Kadang-kadang terjadi kerusakan jaringan penis pada kecelakaan industri dalam
hal ini mungkin diperlukan skin graf.

6. Trauma Scrotum
Trauma pada testis jarang terjadi. Nyeri hebat, muntah dan bahkan syok bila testis
mengalami kontosio, laserasi / ruptur total, mungkin diperlukan eksplorasi
scrotum. Penyembuhan setelah trauma hebat biasanya disertai atropi testis.

DAFTAR PUSTAKA

Junaidi, purnawan, dkk kapita selecta kedokteran, edisi kedua, FKUI.1982.

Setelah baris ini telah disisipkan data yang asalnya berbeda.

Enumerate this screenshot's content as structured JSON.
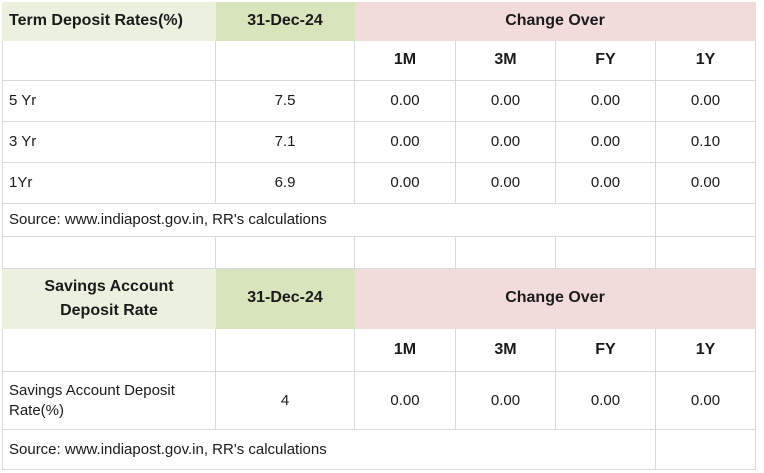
{
  "colors": {
    "header_green_light": "#EBF1DE",
    "header_green": "#D7E4BC",
    "header_pink": "#F2DCDB",
    "gridline": "#D9D9D9",
    "text": "#1A1A1A",
    "background": "#FFFFFF"
  },
  "t1": {
    "title": "Term Deposit Rates(%)",
    "date": "31-Dec-24",
    "change_over": "Change Over",
    "periods": [
      "1M",
      "3M",
      "FY",
      "1Y"
    ],
    "rows": [
      {
        "label": "5 Yr",
        "rate": "7.5",
        "ch": [
          "0.00",
          "0.00",
          "0.00",
          "0.00"
        ]
      },
      {
        "label": "3 Yr",
        "rate": "7.1",
        "ch": [
          "0.00",
          "0.00",
          "0.00",
          "0.10"
        ]
      },
      {
        "label": "1Yr",
        "rate": "6.9",
        "ch": [
          "0.00",
          "0.00",
          "0.00",
          "0.00"
        ]
      }
    ],
    "source": "Source: www.indiapost.gov.in, RR's calculations"
  },
  "t2": {
    "title": "Savings Account Deposit Rate",
    "date": "31-Dec-24",
    "change_over": "Change Over",
    "periods": [
      "1M",
      "3M",
      "FY",
      "1Y"
    ],
    "rows": [
      {
        "label": "Savings Account Deposit Rate(%)",
        "rate": "4",
        "ch": [
          "0.00",
          "0.00",
          "0.00",
          "0.00"
        ]
      }
    ],
    "source": "Source: www.indiapost.gov.in, RR's calculations"
  }
}
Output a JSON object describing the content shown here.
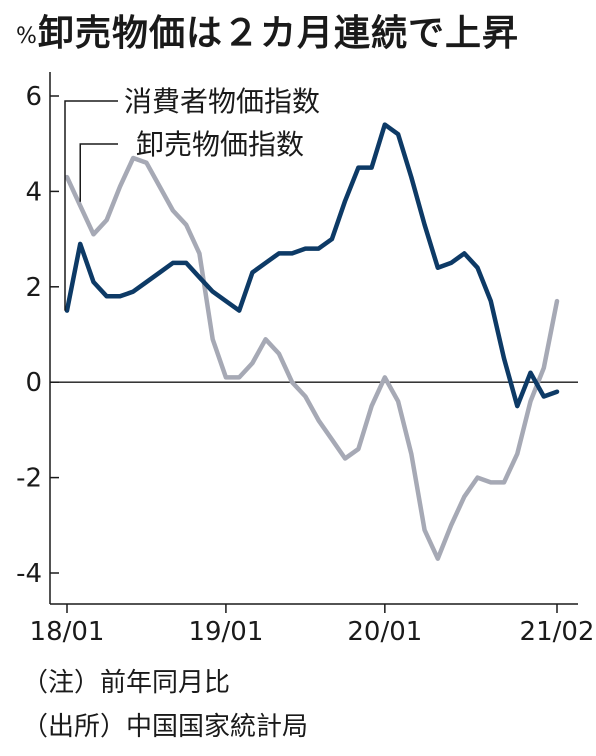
{
  "title": "卸売物価は２カ月連続で上昇",
  "unit": "%",
  "notes": {
    "note": "（注）前年同月比",
    "source": "（出所）中国国家統計局"
  },
  "chart_data": {
    "type": "line",
    "title": "卸売物価は２カ月連続で上昇",
    "ylabel": "%",
    "ylim": [
      -4.6,
      6.5
    ],
    "yticks": [
      6,
      4,
      2,
      0,
      -2,
      -4
    ],
    "ytick_labels": [
      "6",
      "4",
      "2",
      "0",
      "-2",
      "-4"
    ],
    "xlim": [
      0,
      37
    ],
    "xticks": [
      0,
      12,
      24,
      37
    ],
    "xtick_labels": [
      "18/01",
      "19/01",
      "20/01",
      "21/02"
    ],
    "x_start": "18/01",
    "x_end": "21/02",
    "legend_placement": "top-left",
    "series": [
      {
        "name": "消費者物価指数",
        "color": "#0d3a66",
        "values": [
          1.5,
          2.9,
          2.1,
          1.8,
          1.8,
          1.9,
          2.1,
          2.3,
          2.5,
          2.5,
          2.2,
          1.9,
          1.7,
          1.5,
          2.3,
          2.5,
          2.7,
          2.7,
          2.8,
          2.8,
          3.0,
          3.8,
          4.5,
          4.5,
          5.4,
          5.2,
          4.3,
          3.3,
          2.4,
          2.5,
          2.7,
          2.4,
          1.7,
          0.5,
          -0.5,
          0.2,
          -0.3,
          -0.2
        ]
      },
      {
        "name": "卸売物価指数",
        "color": "#a6a9b5",
        "values": [
          4.3,
          3.7,
          3.1,
          3.4,
          4.1,
          4.7,
          4.6,
          4.1,
          3.6,
          3.3,
          2.7,
          0.9,
          0.1,
          0.1,
          0.4,
          0.9,
          0.6,
          0.0,
          -0.3,
          -0.8,
          -1.2,
          -1.6,
          -1.4,
          -0.5,
          0.1,
          -0.4,
          -1.5,
          -3.1,
          -3.7,
          -3.0,
          -2.4,
          -2.0,
          -2.1,
          -2.1,
          -1.5,
          -0.4,
          0.3,
          1.7
        ]
      }
    ],
    "zero_line": true,
    "grid": false
  }
}
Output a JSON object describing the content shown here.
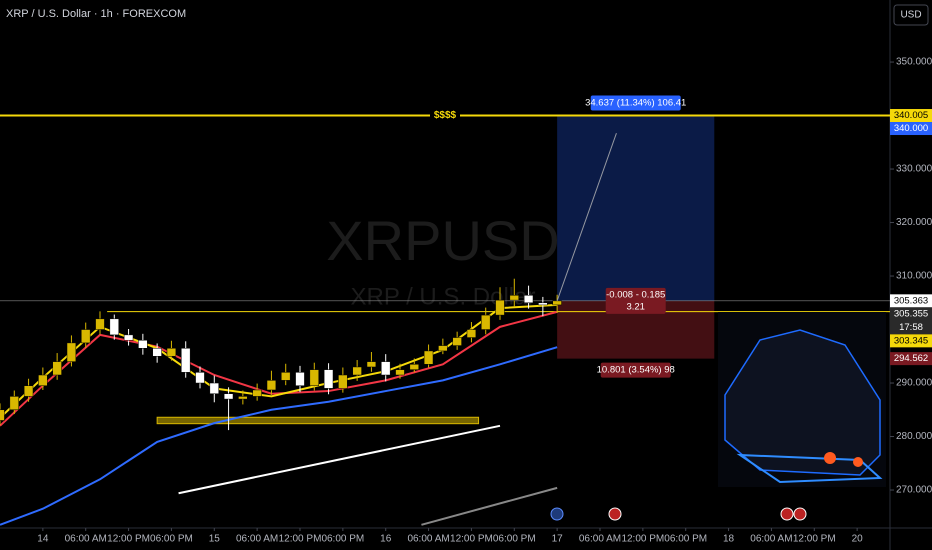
{
  "chart_data": {
    "type": "candlestick",
    "title": "XRP / U.S. Dollar · 1h · FOREXCOM",
    "watermark": [
      "XRPUSD",
      "XRP / U.S. Dollar"
    ],
    "currency": "USD",
    "up_color": "#d9b800",
    "down_color": "#ffffff",
    "x": [
      -6,
      -4,
      -2,
      0,
      2,
      4,
      6,
      8,
      10,
      12,
      14,
      16,
      18,
      20,
      22,
      24,
      26,
      28,
      30,
      32,
      34,
      36,
      38,
      40,
      42,
      44,
      46,
      48,
      50,
      52,
      54,
      56,
      58,
      60,
      62,
      64,
      66,
      68,
      70,
      72
    ],
    "open": [
      283,
      285,
      287.5,
      289.5,
      291.5,
      294,
      297.5,
      300,
      302,
      299,
      298,
      296.5,
      295,
      296.5,
      292,
      290,
      288,
      287,
      287.5,
      288.7,
      290.5,
      292,
      289.5,
      292.5,
      289,
      291.5,
      293,
      294,
      291.5,
      292.5,
      293.5,
      296,
      297,
      298.5,
      300,
      302.7,
      305.5,
      306.4,
      305,
      304.6
    ],
    "high": [
      286.2,
      288.6,
      290.8,
      292.9,
      295.6,
      298.9,
      301.3,
      303.4,
      302.8,
      300.1,
      299.2,
      297.4,
      297.9,
      297.8,
      293.1,
      291.4,
      289.2,
      288.6,
      289.9,
      292.3,
      293.6,
      293.2,
      293.8,
      293.7,
      292.9,
      294.3,
      295.8,
      295.4,
      293.6,
      294.6,
      297.2,
      298.3,
      299.6,
      301.4,
      304.1,
      307.9,
      309.5,
      308.2,
      306.1,
      306.5
    ],
    "low": [
      282.1,
      284.2,
      286.5,
      288.7,
      290.6,
      293.1,
      296.6,
      299.1,
      298.1,
      297.0,
      295.3,
      293.8,
      294.2,
      291.0,
      289.0,
      286.4,
      281.2,
      286.0,
      286.7,
      287.8,
      289.6,
      288.3,
      288.6,
      287.9,
      288.2,
      290.4,
      292.1,
      290.3,
      290.8,
      292.0,
      292.9,
      295.4,
      296.2,
      297.6,
      299.1,
      301.8,
      304.2,
      303.9,
      302.5,
      303.1
    ],
    "close": [
      285,
      287.5,
      289.5,
      291.5,
      294,
      297.5,
      300,
      302,
      299,
      298,
      296.5,
      295,
      296.5,
      292,
      290,
      288,
      287,
      287.5,
      288.7,
      290.5,
      292,
      289.5,
      292.5,
      289,
      291.5,
      293,
      294,
      291.5,
      292.5,
      293.5,
      296,
      297,
      298.5,
      300,
      302.7,
      305.5,
      306.4,
      305,
      304.6,
      305.355
    ],
    "lines": [
      {
        "color": "#2f6bff",
        "x": [
          -6,
          0,
          8,
          16,
          24,
          32,
          40,
          48,
          56,
          64,
          72
        ],
        "values": [
          263.5,
          266.5,
          272,
          279,
          282.5,
          285,
          286.5,
          288.5,
          290.5,
          293.5,
          296.7
        ]
      },
      {
        "color": "#f23645",
        "x": [
          -6,
          0,
          8,
          16,
          24,
          32,
          40,
          48,
          56,
          64,
          72
        ],
        "values": [
          282,
          289.5,
          299,
          296.8,
          291.5,
          288,
          288.5,
          290.5,
          293.5,
          300.5,
          303.3
        ]
      },
      {
        "color": "#f5d90a",
        "x": [
          -6,
          0,
          8,
          16,
          24,
          32,
          40,
          48,
          56,
          64,
          72
        ],
        "values": [
          283.5,
          291,
          300.5,
          296.5,
          289,
          287.5,
          290,
          292.2,
          296.2,
          304,
          304.6
        ]
      }
    ],
    "xlim": [
      -6,
      118.6
    ],
    "xticks": [
      {
        "value": 0,
        "label": "14"
      },
      {
        "value": 6,
        "label": "06:00 AM"
      },
      {
        "value": 12,
        "label": "12:00 PM"
      },
      {
        "value": 18,
        "label": "06:00 PM"
      },
      {
        "value": 24,
        "label": "15"
      },
      {
        "value": 30,
        "label": "06:00 AM"
      },
      {
        "value": 36,
        "label": "12:00 PM"
      },
      {
        "value": 42,
        "label": "06:00 PM"
      },
      {
        "value": 48,
        "label": "16"
      },
      {
        "value": 54,
        "label": "06:00 AM"
      },
      {
        "value": 60,
        "label": "12:00 PM"
      },
      {
        "value": 66,
        "label": "06:00 PM"
      },
      {
        "value": 72,
        "label": "17"
      },
      {
        "value": 78,
        "label": "06:00 AM"
      },
      {
        "value": 84,
        "label": "12:00 PM"
      },
      {
        "value": 90,
        "label": "06:00 PM"
      },
      {
        "value": 96,
        "label": "18"
      },
      {
        "value": 102,
        "label": "06:00 AM"
      },
      {
        "value": 108,
        "label": "12:00 PM"
      },
      {
        "value": 114,
        "label": "20"
      }
    ],
    "ylim": [
      262.9,
      361.6
    ],
    "yticks": [
      {
        "value": 270,
        "label": "270.000"
      },
      {
        "value": 280,
        "label": "280.000"
      },
      {
        "value": 290,
        "label": "290.000"
      },
      {
        "value": 310,
        "label": "310.000"
      },
      {
        "value": 320,
        "label": "320.000"
      },
      {
        "value": 330,
        "label": "330.000"
      },
      {
        "value": 350,
        "label": "350.000"
      }
    ],
    "level": {
      "value": 340,
      "label": "$$$$",
      "color": "#f5d90a"
    },
    "level_line": {
      "value": 303.345,
      "x": 9,
      "color": "#f5d90a"
    },
    "price_line": {
      "value": 305.363,
      "color": "#888888"
    },
    "price_labels": [
      {
        "value": 340.005,
        "label": "340.005",
        "bg": "#f5d90a",
        "fg": "#000000"
      },
      {
        "value": 340,
        "label": "340.000",
        "bg": "#2962ff",
        "fg": "#ffffff"
      },
      {
        "value": 305.363,
        "label": "305.363",
        "bg": "#ffffff",
        "fg": "#000000"
      },
      {
        "value": 305.355,
        "label": "305.355",
        "countdown": "17:58",
        "bg": "#2a2a2a",
        "fg": "#ffffff"
      },
      {
        "value": 303.345,
        "label": "303.345",
        "bg": "#f5d90a",
        "fg": "#000000"
      },
      {
        "value": 294.562,
        "label": "294.562",
        "bg": "#7a1a22",
        "fg": "#ffffff"
      }
    ],
    "position": {
      "x": [
        72,
        94
      ],
      "entry": 305.363,
      "target": 340,
      "stop": 294.562,
      "target_label": "34.637 (11.34%) 106.41",
      "center_label": [
        "-0.008 - 0.185",
        "3.21"
      ],
      "stop_label": "10.801 (3.54%) 98"
    },
    "zone": {
      "x": [
        16,
        61
      ],
      "y": [
        282.4,
        283.6
      ],
      "color": "#d9b800"
    },
    "trendlines": [
      {
        "color": "#ffffff",
        "x": [
          19,
          64
        ],
        "y": [
          269.4,
          282
        ]
      },
      {
        "color": "#888888",
        "x": [
          53,
          72
        ],
        "y": [
          263.5,
          270.4
        ]
      }
    ],
    "arrow": {
      "x": [
        72,
        80.3
      ],
      "y": [
        305.363,
        336.7
      ]
    }
  }
}
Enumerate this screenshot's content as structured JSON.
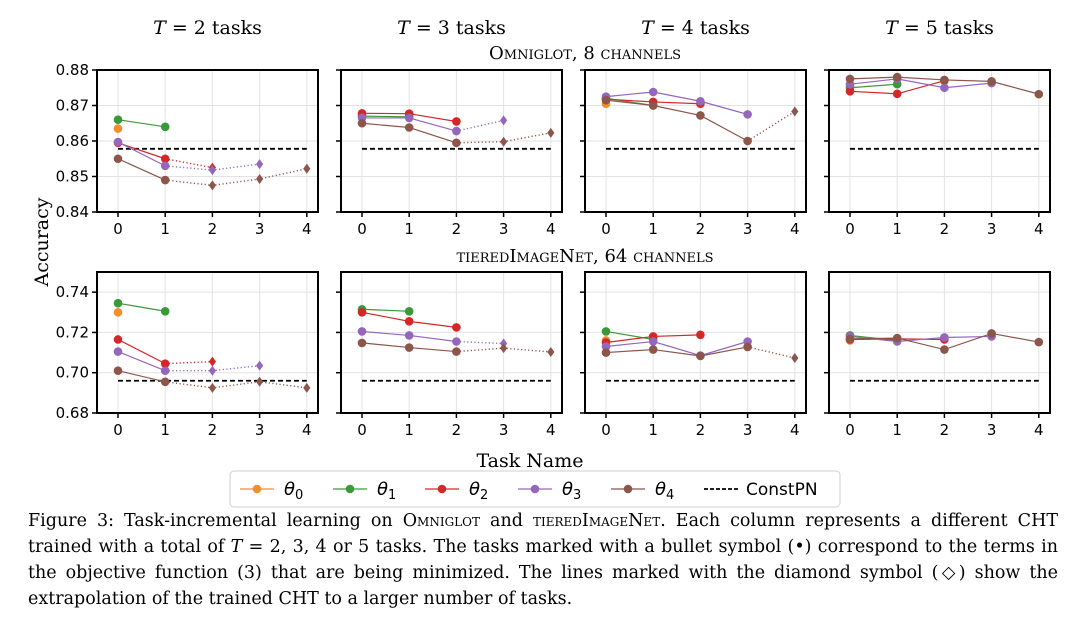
{
  "column_titles": [
    {
      "var": "T",
      "eq": " = ",
      "num": "2",
      "unit": " tasks"
    },
    {
      "var": "T",
      "eq": " = ",
      "num": "3",
      "unit": " tasks"
    },
    {
      "var": "T",
      "eq": " = ",
      "num": "4",
      "unit": " tasks"
    },
    {
      "var": "T",
      "eq": " = ",
      "num": "5",
      "unit": " tasks"
    }
  ],
  "row_titles": [
    "Omniglot, 8 channels",
    "tieredImageNet, 64 channels"
  ],
  "xlabel": "Task Name",
  "ylabel": "Accuracy",
  "legend": [
    {
      "label": "θ0",
      "base": "θ",
      "sub": "0",
      "color": "#f28e2b"
    },
    {
      "label": "θ1",
      "base": "θ",
      "sub": "1",
      "color": "#3a9a3a"
    },
    {
      "label": "θ2",
      "base": "θ",
      "sub": "2",
      "color": "#d62728"
    },
    {
      "label": "θ3",
      "base": "θ",
      "sub": "3",
      "color": "#9467bd"
    },
    {
      "label": "θ4",
      "base": "θ",
      "sub": "4",
      "color": "#8c564b"
    },
    {
      "label": "ConstPN",
      "color": "#000000"
    }
  ],
  "chart_data": [
    {
      "type": "line",
      "row": 0,
      "ylim": [
        0.84,
        0.88
      ],
      "yticks": [
        "0.84",
        "0.85",
        "0.86",
        "0.87",
        "0.88"
      ],
      "xticks": [
        "0",
        "1",
        "2",
        "3",
        "4"
      ],
      "baseline": 0.8578,
      "panels": [
        {
          "T": 2,
          "series": [
            {
              "name": "θ0",
              "values": [
                0.8635,
                null,
                null,
                null,
                null
              ]
            },
            {
              "name": "θ1",
              "values": [
                0.866,
                0.864,
                null,
                null,
                null
              ]
            },
            {
              "name": "θ2",
              "values": [
                0.8595,
                0.855,
                0.8525,
                null,
                null
              ]
            },
            {
              "name": "θ3",
              "values": [
                0.8597,
                0.853,
                0.8518,
                0.8535,
                null
              ]
            },
            {
              "name": "θ4",
              "values": [
                0.855,
                0.849,
                0.8475,
                0.8493,
                0.8522
              ]
            }
          ]
        },
        {
          "T": 3,
          "series": [
            {
              "name": "θ0",
              "values": [
                0.8675,
                null,
                null,
                null,
                null
              ]
            },
            {
              "name": "θ1",
              "values": [
                0.867,
                0.8668,
                null,
                null,
                null
              ]
            },
            {
              "name": "θ2",
              "values": [
                0.8678,
                0.8677,
                0.8655,
                null,
                null
              ]
            },
            {
              "name": "θ3",
              "values": [
                0.8665,
                0.8665,
                0.8628,
                0.8658,
                null
              ]
            },
            {
              "name": "θ4",
              "values": [
                0.865,
                0.8638,
                0.8595,
                0.8598,
                0.8623
              ]
            }
          ]
        },
        {
          "T": 4,
          "series": [
            {
              "name": "θ0",
              "values": [
                0.8705,
                null,
                null,
                null,
                null
              ]
            },
            {
              "name": "θ1",
              "values": [
                0.872,
                0.87,
                null,
                null,
                null
              ]
            },
            {
              "name": "θ2",
              "values": [
                0.8718,
                0.871,
                0.8705,
                null,
                null
              ]
            },
            {
              "name": "θ3",
              "values": [
                0.8725,
                0.8738,
                0.8712,
                0.8675,
                null
              ]
            },
            {
              "name": "θ4",
              "values": [
                0.8715,
                0.87,
                0.8672,
                0.86,
                0.8683
              ]
            }
          ]
        },
        {
          "T": 5,
          "series": [
            {
              "name": "θ0",
              "values": [
                0.8755,
                null,
                null,
                null,
                null
              ]
            },
            {
              "name": "θ1",
              "values": [
                0.875,
                0.876,
                null,
                null,
                null
              ]
            },
            {
              "name": "θ2",
              "values": [
                0.874,
                0.8733,
                0.877,
                null,
                null
              ]
            },
            {
              "name": "θ3",
              "values": [
                0.876,
                0.8775,
                0.875,
                0.8763,
                null
              ]
            },
            {
              "name": "θ4",
              "values": [
                0.8775,
                0.878,
                0.8772,
                0.8768,
                0.8732
              ]
            }
          ]
        }
      ]
    },
    {
      "type": "line",
      "row": 1,
      "ylim": [
        0.68,
        0.75
      ],
      "yticks": [
        "0.68",
        "0.70",
        "0.72",
        "0.74"
      ],
      "xticks": [
        "0",
        "1",
        "2",
        "3",
        "4"
      ],
      "baseline": 0.696,
      "panels": [
        {
          "T": 2,
          "series": [
            {
              "name": "θ0",
              "values": [
                0.73,
                null,
                null,
                null,
                null
              ]
            },
            {
              "name": "θ1",
              "values": [
                0.7345,
                0.7305,
                null,
                null,
                null
              ]
            },
            {
              "name": "θ2",
              "values": [
                0.7165,
                0.7045,
                0.7055,
                null,
                null
              ]
            },
            {
              "name": "θ3",
              "values": [
                0.7105,
                0.701,
                0.701,
                0.7035,
                null
              ]
            },
            {
              "name": "θ4",
              "values": [
                0.701,
                0.6955,
                0.6925,
                0.6955,
                0.6925
              ]
            }
          ]
        },
        {
          "T": 3,
          "series": [
            {
              "name": "θ0",
              "values": [
                0.7305,
                null,
                null,
                null,
                null
              ]
            },
            {
              "name": "θ1",
              "values": [
                0.7315,
                0.7305,
                null,
                null,
                null
              ]
            },
            {
              "name": "θ2",
              "values": [
                0.73,
                0.7255,
                0.7225,
                null,
                null
              ]
            },
            {
              "name": "θ3",
              "values": [
                0.7205,
                0.7185,
                0.7155,
                0.7145,
                null
              ]
            },
            {
              "name": "θ4",
              "values": [
                0.7148,
                0.7125,
                0.7105,
                0.7122,
                0.7103
              ]
            }
          ]
        },
        {
          "T": 4,
          "series": [
            {
              "name": "θ0",
              "values": [
                0.716,
                null,
                null,
                null,
                null
              ]
            },
            {
              "name": "θ1",
              "values": [
                0.7205,
                0.7165,
                null,
                null,
                null
              ]
            },
            {
              "name": "θ2",
              "values": [
                0.715,
                0.718,
                0.7188,
                null,
                null
              ]
            },
            {
              "name": "θ3",
              "values": [
                0.713,
                0.7155,
                0.7085,
                0.7155,
                null
              ]
            },
            {
              "name": "θ4",
              "values": [
                0.71,
                0.7115,
                0.7083,
                0.7128,
                0.7073
              ]
            }
          ]
        },
        {
          "T": 5,
          "series": [
            {
              "name": "θ0",
              "values": [
                0.716,
                null,
                null,
                null,
                null
              ]
            },
            {
              "name": "θ1",
              "values": [
                0.7185,
                0.716,
                null,
                null,
                null
              ]
            },
            {
              "name": "θ2",
              "values": [
                0.7165,
                0.7168,
                0.7165,
                null,
                null
              ]
            },
            {
              "name": "θ3",
              "values": [
                0.718,
                0.7155,
                0.7175,
                0.718,
                null
              ]
            },
            {
              "name": "θ4",
              "values": [
                0.7168,
                0.7172,
                0.7115,
                0.7195,
                0.7152
              ]
            }
          ]
        }
      ]
    }
  ],
  "caption": {
    "lead": "Figure 3:",
    "p1": " Task-incremental learning on ",
    "ds1": "Omniglot",
    "p2": " and ",
    "ds2": "tieredImageNet",
    "p3": ".  Each column represents a different CHT trained with a total of ",
    "math_T": "T",
    "p4": " = 2, 3, 4 or 5 tasks. The tasks marked with a bullet symbol (•) correspond to the terms in the objective function (3) that are being minimized. The lines marked with the diamond symbol (◇) show the extrapolation of the trained CHT to a larger number of tasks."
  }
}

Depkes RI, Asuhan Keperawatan Klien Dengan Gangguan / Penyakit Sistem Urogenital,
Jakarta.1996.
Purwadijanto, Agus, Kedaruratan Medik, edisi ketiga, P.T Bina Rupa Aksara, Jakarta.1981.
Doengoes,Merilynn, E, dkk. Edisi ketiga, penerbit buku kedokteran. EGC.1999.
Schrock, Theodore R. Ilmu Bedah, EGC. Jakarta.
Scholtmeijer.R.J. 1987. Urologi. EGC. Jakarta.